Truth be told, I write about the humor because the hardship was too real: watching other kids complain about their bologna sandwiches while I was starving…living out of the trunk of a car…working at age six to earn money for dinner while my friends got to play. So, you can imagine my hesitation when close friend and co-founder of the Footpath Foundation, Mary Macias, asked me to share my story and to introduce their gifting program for the holidays. It’s the least I can do for this life-changing organization, so here’s my backstory…

When I was four years old, my dad had a debilitating heart attack and subsequent mental health problems that prevented him from working. Although my mom worked around the clock, there were too many mouths to feed and too few resources. The downward spiral was both swift and enduring. We lived through years of hunger, shutoff notices, freezing winters, evictions, broken down cars and long walks home.

You might not have pegged my family as poor, actually. My parents taught all thirteen of us siblings to believe we were better than our circumstances and we acted the part. Some might have mistaken it for arrogance, but that unwavering mindset is what saved us.

Although my family didn’t have things, at least we had each other. We pressured one another to be smart, athletic and we developed a sharp sense of humor and emotional toughness living this way. My older siblings helped in countless ways to make sure we had food every day. They also gave me experiences I wouldn’t have otherwise, like going to an amusement park or picking out a brand-new outfit for the first day of school (seen in the photo above).

There were many other nameless, faceless helpers along the way too. Those people should know their help was worth it. The meals, anonymous Christmas gifts, hand-me-downs, gas money, rides home…it all worked. It was a long fought war but we eventually bounced back.

Maybe I’m an optimist or maybe I’m naïve, but I think we were the lucky ones. Most kids living in poverty or crisis are missing the two critical ingredients we were being fed on a daily basis: self worth and hope.
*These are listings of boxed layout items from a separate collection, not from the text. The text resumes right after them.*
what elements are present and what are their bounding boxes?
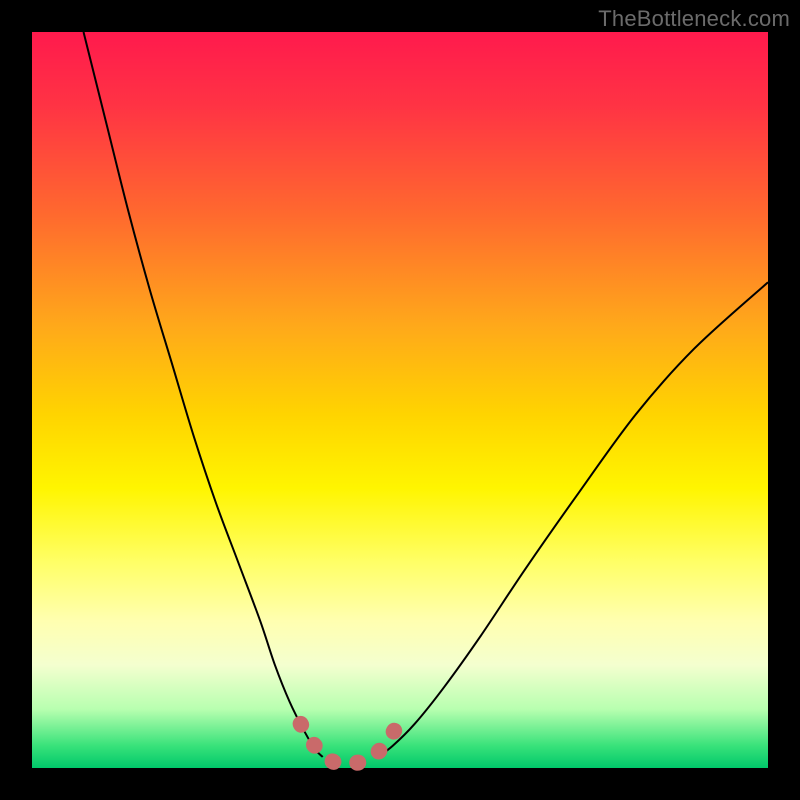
right-curve-path bbox=[378, 282, 768, 757]
chart-stage: TheBottleneck.com bbox=[0, 0, 800, 800]
plot-svg bbox=[32, 32, 768, 768]
watermark-text: TheBottleneck.com bbox=[598, 6, 790, 32]
minimum-marker-path bbox=[301, 724, 397, 764]
series-group bbox=[84, 32, 768, 764]
plot-area bbox=[32, 32, 768, 768]
left-curve-path bbox=[84, 32, 323, 757]
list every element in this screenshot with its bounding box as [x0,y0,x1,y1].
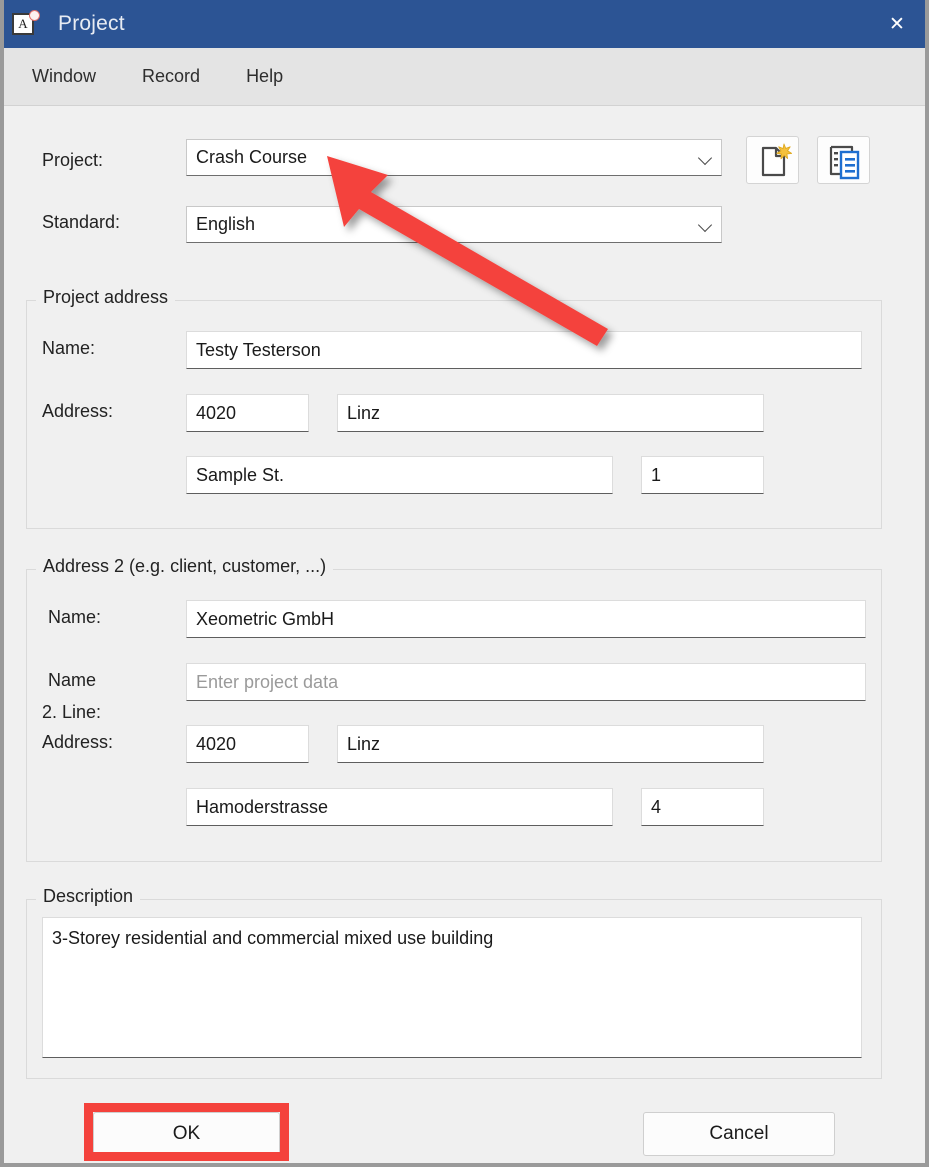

With these tools, I found that I could pretty much do anything.

It’s difficult for many kids in crisis to imagine a life outside of their current circumstances. So, the Footpath Foundation was formed to give kids a break from poverty to discover, often for the first time in their lives, that there is potential living inside each of them. As it turns out, the best place for this kind of discovery is nature. Research shows that nature calms brain activity, decreases depression and anxiety and allows kids to relax.

Donations to Footpath provide experiences such as overnight camp, farm outings and outdoor adventures to broaden the kids’ horizons and understanding of the world around them. It’s hard to believe that a simple walk in nature can change a child’s perspective, but it absolutely can. And I am living proof that one small gesture can change a child’s trajectory.

Amazingly, in their first year of operation, Footpath was able to take 40 kids to overnight camp. And they are looking to double that number in 2017. So, this is where your part of the story begins: You can buy a Footpath experience and give it as a meaningful gift to friends, family or co-workers this holiday season. Best of all, you will be giving a positive life experience to a child who desperately needs it.